Die griechische Politik steht vor einer Herkulesaufgabe, an der das europäische Währungsgefüge zerbrechen könnte, weil die ranghöchsten Politiker die Lage ihres Landes verkennen: keine Einsicht, kein politischer Konsens, kein Vertrauen. Laut Transparency International rangiert Griechenland mit einem Korruptionsindex von 3,8 auf Platz 71 der Länderliste – hinter Saudi-Arabien oder Tunesien! Zum Vergleich: Deutschland belegt in diesem Ranking mit einem Index von 8,0 Rang 14 der Länderliste, die von Neuseeland (9,4) und Dänemark (9,3) angeführt wird.
Unabhängig davon hat unser nachhaltiges Research die politische Schieflage Griechenlands schon als Gefahr erkannt noch ehe sie ins öffentliche Bewusstsein gedrungen ist. Nach den USA (Finanzkrise) hat sich unser Ethik-Research erneut als Frühwarnsystem bewährt. Griechenland steht auf der Negativliste der EthikBank®, weil es im Nachhaltigkeitsrating für OECD-Staaten unter dem Durchschnitt liegt.

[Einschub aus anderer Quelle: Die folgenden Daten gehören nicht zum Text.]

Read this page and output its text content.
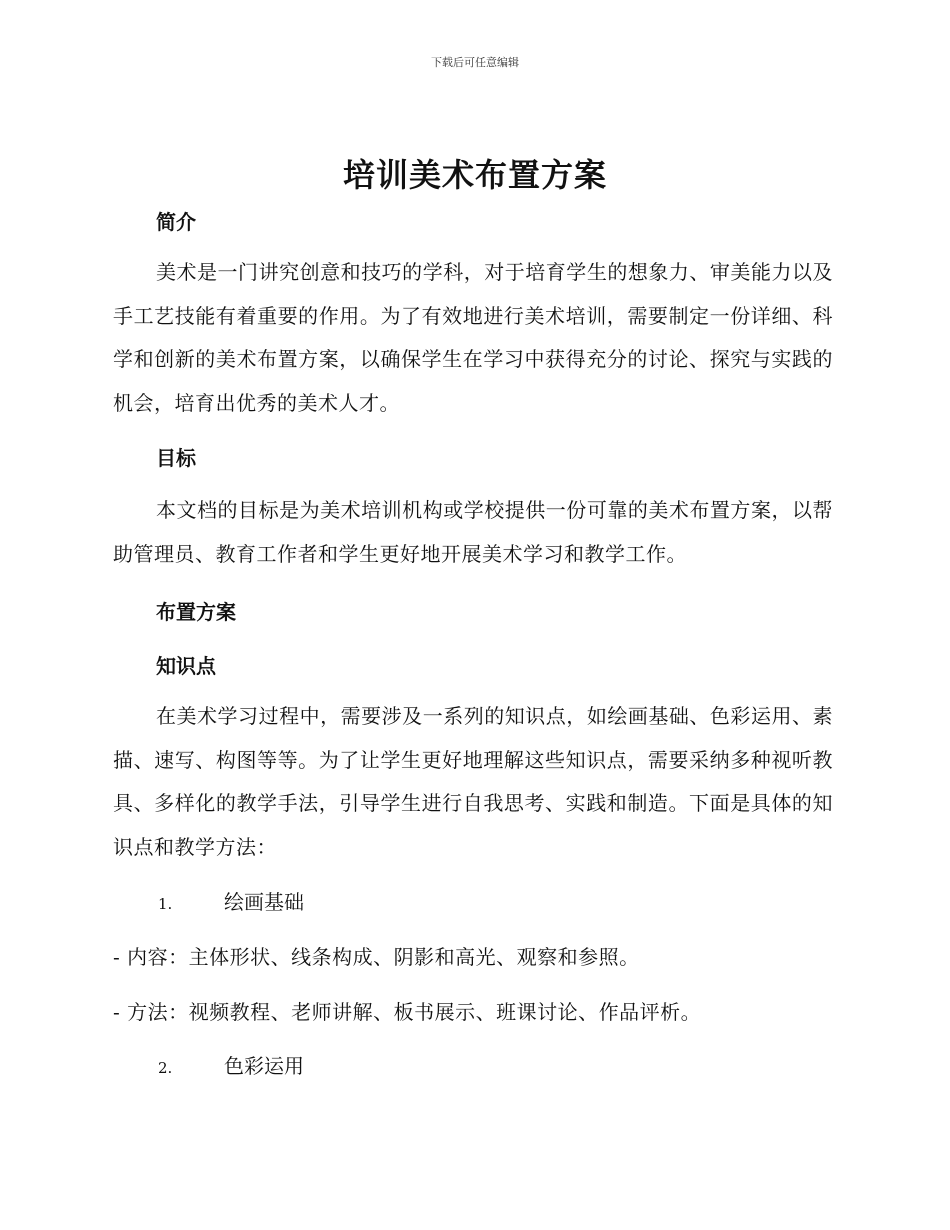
下载后可任意编辑
培训美术布置方案
简介
美术是一门讲究创意和技巧的学科，对于培育学生的想象力、审美能力以及手工艺技能有着重要的作用。为了有效地进行美术培训，需要制定一份详细、科学和创新的美术布置方案，以确保学生在学习中获得充分的讨论、探究与实践的机会，培育出优秀的美术人才。
目标
本文档的目标是为美术培训机构或学校提供一份可靠的美术布置方案，以帮助管理员、教育工作者和学生更好地开展美术学习和教学工作。
布置方案
知识点
在美术学习过程中，需要涉及一系列的知识点，如绘画基础、色彩运用、素描、速写、构图等等。为了让学生更好地理解这些知识点，需要采纳多种视听教具、多样化的教学手法，引导学生进行自我思考、实践和制造。下面是具体的知识点和教学方法：
1.	绘画基础
- 内容：主体形状、线条构成、阴影和高光、观察和参照。
- 方法：视频教程、老师讲解、板书展示、班课讨论、作品评析。
2.	色彩运用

Besonders schlecht sind darin die sozialen Faktoren bewertet. Die hohe Jugendarbeitslosigkeit und die geringe Unterstützung der Arbeitslosen führen zu einer der tiefsten Bewertungen des Lebensstands im Vergleich mit den anderen OECD-Ländern. Auch in der Umweltpolitik liegt Griechenland deutlich unter dem Mittelwert. Hier führen niedrige Umweltabgaben (6,7 Prozent der Steuern) zu einer negativen Bewertung.
Nach allem Für und Wider, nach allem Abwägen wird jeder vernünftige Mensch zu der Einsicht gelangen, dass es unklug wäre, einem Land weitere Milliarden anzuvertrauen, welches die Notwendigkeit des Wandels nicht zu erkennen vermag. Kredit heißt Vertrauen und stammt vom lateinischen Wort „credere“, welches im Deutschen „glauben“ bedeutet. Es würde daher allen Beteiligten helfen, der Realität ins Auge zu blicken und besonnen die richtigen Schlüsse zu ziehen.
Nebenbei: Es ist ja nicht so, dass der vernünftige Mensch den soliden Umgang mit Geld von der Pieke auf lernen müsste; die meisten haben ihre privaten Finanzen hervorragend im Griff. Es ist wohl eher die verhängnisvolle Neigung, dass uns das Geld anderer lockerer in der Tasche sitzt als der eigene Spargroschen. Das ist keine Athener oder Brüsseler Besonderheit. Dieses Phänomen ist überall dort zu beobachten, wo Menschen über Steuergelder verfügen.